First of all, you are unbelievably well spoken and intelligent, so you should pride yourself on that ability, because it's very rare. You have a ton going for you based on that quality alone.

Second, I felt so bad reading that! What an awful feeling it is to go through what you're going through. To be really in love with someone is such a double-edged sword. On one hand it's THE most amazing feeling in the world when you think of a person and smile, when you long to be with them when you are apart, when being next to them or touched by them feels like you died and went to heaven. Nothing can top those feelings. On the other hand of course, you drive yourself crazy sometimes thinking constantly about them, you lose focus on things, you can be paranoid, and obsessed, and jealous, and those are the worst feelings to have.

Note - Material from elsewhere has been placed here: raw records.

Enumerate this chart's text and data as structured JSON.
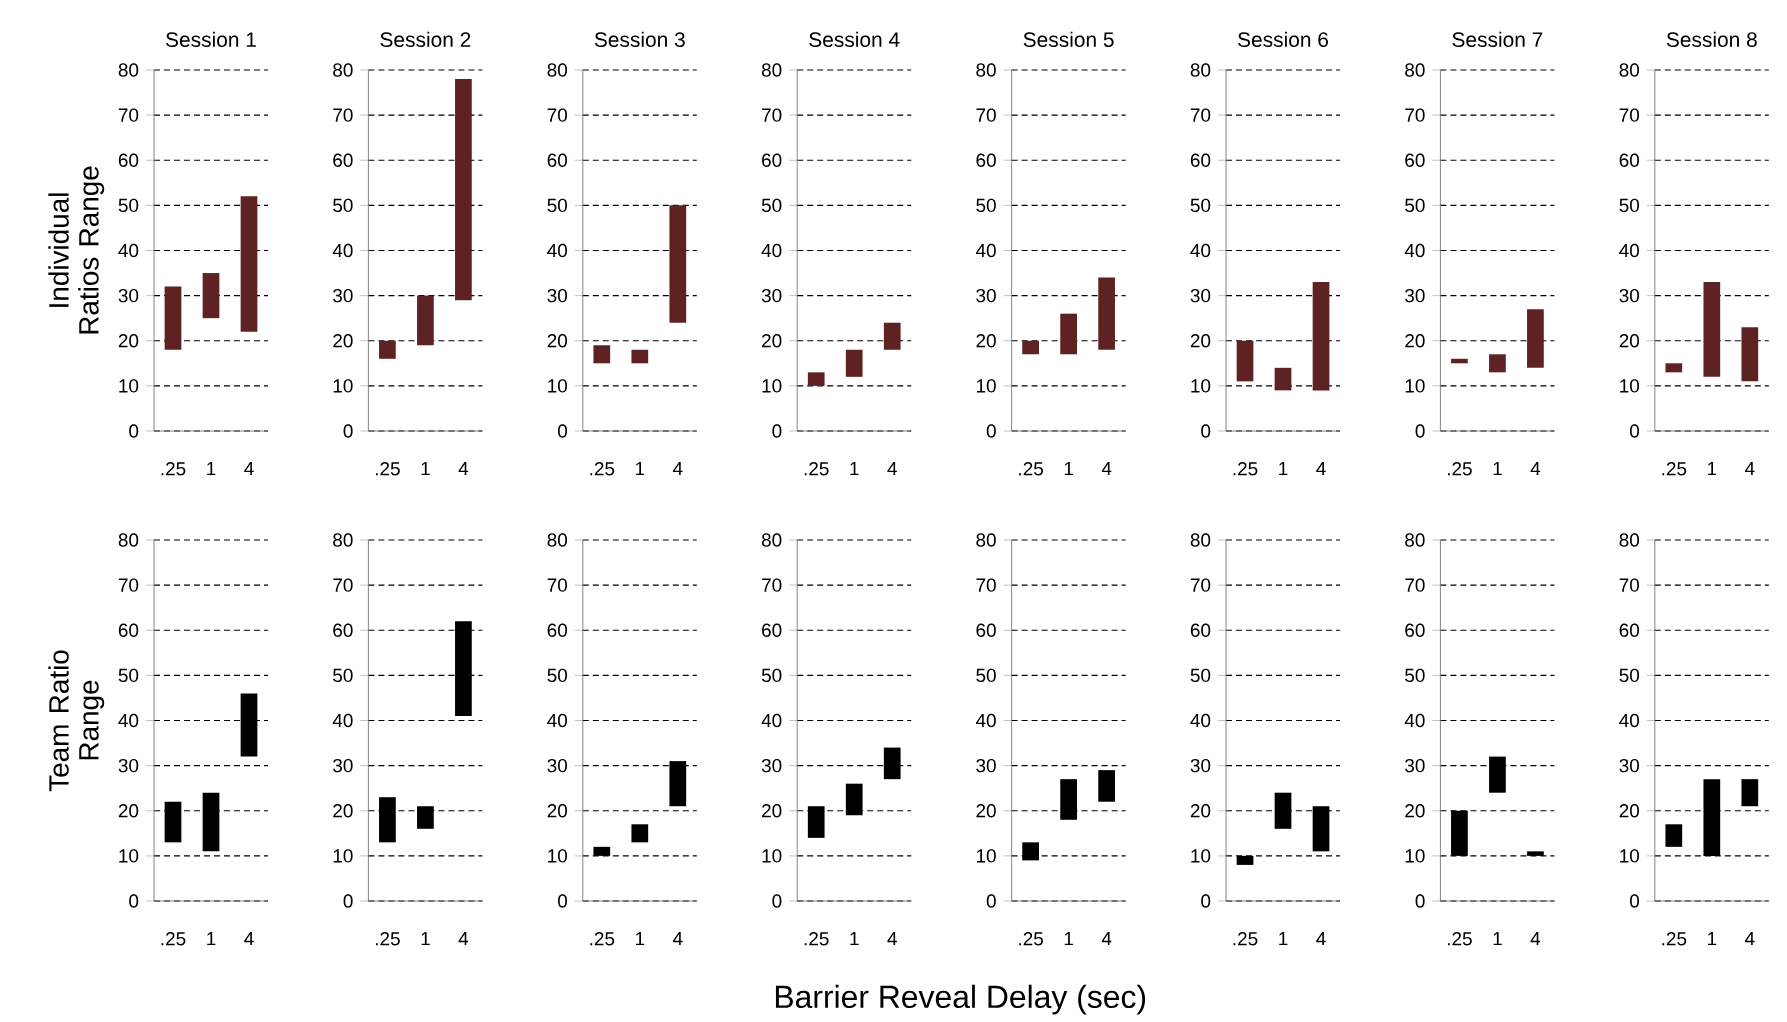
{
  "chart_data": [
    {
      "type": "bar",
      "title": "Session 1",
      "ylabel": "Individual Ratios Range",
      "categories": [
        ".25",
        "1",
        "4"
      ],
      "base": [
        18,
        25,
        22
      ],
      "values": [
        14,
        10,
        30
      ],
      "color": "#5f2222",
      "ylim": [
        0,
        80
      ],
      "yticks": [
        0,
        10,
        20,
        30,
        40,
        50,
        60,
        70,
        80
      ],
      "grid": "y"
    },
    {
      "type": "bar",
      "title": "Session 2",
      "categories": [
        ".25",
        "1",
        "4"
      ],
      "base": [
        16,
        19,
        29
      ],
      "values": [
        4,
        11,
        49
      ],
      "color": "#5f2222",
      "ylim": [
        0,
        80
      ],
      "yticks": [
        0,
        10,
        20,
        30,
        40,
        50,
        60,
        70,
        80
      ],
      "grid": "y"
    },
    {
      "type": "bar",
      "title": "Session 3",
      "categories": [
        ".25",
        "1",
        "4"
      ],
      "base": [
        15,
        15,
        24
      ],
      "values": [
        4,
        3,
        26
      ],
      "color": "#5f2222",
      "ylim": [
        0,
        80
      ],
      "yticks": [
        0,
        10,
        20,
        30,
        40,
        50,
        60,
        70,
        80
      ],
      "grid": "y"
    },
    {
      "type": "bar",
      "title": "Session 4",
      "categories": [
        ".25",
        "1",
        "4"
      ],
      "base": [
        10,
        12,
        18
      ],
      "values": [
        3,
        6,
        6
      ],
      "color": "#5f2222",
      "ylim": [
        0,
        80
      ],
      "yticks": [
        0,
        10,
        20,
        30,
        40,
        50,
        60,
        70,
        80
      ],
      "grid": "y"
    },
    {
      "type": "bar",
      "title": "Session 5",
      "categories": [
        ".25",
        "1",
        "4"
      ],
      "base": [
        17,
        17,
        18
      ],
      "values": [
        3,
        9,
        16
      ],
      "color": "#5f2222",
      "ylim": [
        0,
        80
      ],
      "yticks": [
        0,
        10,
        20,
        30,
        40,
        50,
        60,
        70,
        80
      ],
      "grid": "y"
    },
    {
      "type": "bar",
      "title": "Session 6",
      "categories": [
        ".25",
        "1",
        "4"
      ],
      "base": [
        11,
        9,
        9
      ],
      "values": [
        9,
        5,
        24
      ],
      "color": "#5f2222",
      "ylim": [
        0,
        80
      ],
      "yticks": [
        0,
        10,
        20,
        30,
        40,
        50,
        60,
        70,
        80
      ],
      "grid": "y"
    },
    {
      "type": "bar",
      "title": "Session 7",
      "categories": [
        ".25",
        "1",
        "4"
      ],
      "base": [
        15,
        13,
        14
      ],
      "values": [
        1,
        4,
        13
      ],
      "color": "#5f2222",
      "ylim": [
        0,
        80
      ],
      "yticks": [
        0,
        10,
        20,
        30,
        40,
        50,
        60,
        70,
        80
      ],
      "grid": "y"
    },
    {
      "type": "bar",
      "title": "Session 8",
      "categories": [
        ".25",
        "1",
        "4"
      ],
      "base": [
        13,
        12,
        11
      ],
      "values": [
        2,
        21,
        12
      ],
      "color": "#5f2222",
      "ylim": [
        0,
        80
      ],
      "yticks": [
        0,
        10,
        20,
        30,
        40,
        50,
        60,
        70,
        80
      ],
      "grid": "y"
    },
    {
      "type": "bar",
      "ylabel": "Team Ratio Range",
      "categories": [
        ".25",
        "1",
        "4"
      ],
      "base": [
        13,
        11,
        32
      ],
      "values": [
        9,
        13,
        14
      ],
      "color": "#000000",
      "ylim": [
        0,
        80
      ],
      "yticks": [
        0,
        10,
        20,
        30,
        40,
        50,
        60,
        70,
        80
      ],
      "grid": "y"
    },
    {
      "type": "bar",
      "categories": [
        ".25",
        "1",
        "4"
      ],
      "base": [
        13,
        16,
        41
      ],
      "values": [
        10,
        5,
        21
      ],
      "color": "#000000",
      "ylim": [
        0,
        80
      ],
      "yticks": [
        0,
        10,
        20,
        30,
        40,
        50,
        60,
        70,
        80
      ],
      "grid": "y"
    },
    {
      "type": "bar",
      "categories": [
        ".25",
        "1",
        "4"
      ],
      "base": [
        10,
        13,
        21
      ],
      "values": [
        2,
        4,
        10
      ],
      "color": "#000000",
      "ylim": [
        0,
        80
      ],
      "yticks": [
        0,
        10,
        20,
        30,
        40,
        50,
        60,
        70,
        80
      ],
      "grid": "y"
    },
    {
      "type": "bar",
      "xlabel": "Barrier Reveal Delay (sec)",
      "categories": [
        ".25",
        "1",
        "4"
      ],
      "base": [
        14,
        19,
        27
      ],
      "values": [
        7,
        7,
        7
      ],
      "color": "#000000",
      "ylim": [
        0,
        80
      ],
      "yticks": [
        0,
        10,
        20,
        30,
        40,
        50,
        60,
        70,
        80
      ],
      "grid": "y"
    },
    {
      "type": "bar",
      "categories": [
        ".25",
        "1",
        "4"
      ],
      "base": [
        9,
        18,
        22
      ],
      "values": [
        4,
        9,
        7
      ],
      "color": "#000000",
      "ylim": [
        0,
        80
      ],
      "yticks": [
        0,
        10,
        20,
        30,
        40,
        50,
        60,
        70,
        80
      ],
      "grid": "y"
    },
    {
      "type": "bar",
      "categories": [
        ".25",
        "1",
        "4"
      ],
      "base": [
        8,
        16,
        11
      ],
      "values": [
        2,
        8,
        10
      ],
      "color": "#000000",
      "ylim": [
        0,
        80
      ],
      "yticks": [
        0,
        10,
        20,
        30,
        40,
        50,
        60,
        70,
        80
      ],
      "grid": "y"
    },
    {
      "type": "bar",
      "categories": [
        ".25",
        "1",
        "4"
      ],
      "base": [
        10,
        24,
        10
      ],
      "values": [
        10,
        8,
        1
      ],
      "color": "#000000",
      "ylim": [
        0,
        80
      ],
      "yticks": [
        0,
        10,
        20,
        30,
        40,
        50,
        60,
        70,
        80
      ],
      "grid": "y"
    },
    {
      "type": "bar",
      "categories": [
        ".25",
        "1",
        "4"
      ],
      "base": [
        12,
        10,
        21
      ],
      "values": [
        5,
        17,
        6
      ],
      "color": "#000000",
      "ylim": [
        0,
        80
      ],
      "yticks": [
        0,
        10,
        20,
        30,
        40,
        50,
        60,
        70,
        80
      ],
      "grid": "y"
    }
  ]
}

It hurts so much to lose someone you feel that way about, so I offer you my sympathy and my empathy.

There really isn't anything you can do to get rid of the feelings you'll have now. It's going to hurt so much, but you must take solace in the fact that the feelings will pass, and you definitely will get through it. It takes time and time alone to heal the wounds of a broken heart. It's horrible what he did, but unfortunately this is one of life's heartaches. It will make you wiser next time. Do whatever you can to get through it, but do realize you will make it. A lot of us have gone through heartache, and we all survive, so you will too! Hopefully you have friends or family to help you, or to lend a crying shoulder. You will surprise yourself by how resilient our emotions can be, and you will feel better eventually and be able to face the memories without getting sick or upset. You will feel better when you can look back and realize it was something you had to go through to make yourself grow stronger. And you will feel that way about someone again, so don't give up hope! Hang in there okay!
 
...Knowing that the best part of my life is already behind me at 23 makes me want to kill myself. The best thing in my life that was or ever will be...

I have no doubt that you are devasted, but to give up when you are so young would be such a tragic waste of the many years you have in front of you.

If the relationship is truly over, go ahead take time to mourn it - just don't get lost in it. Then, when you're ready, get on with your life.

I met my soulmate when I was 24, yours is still out there; you will find him.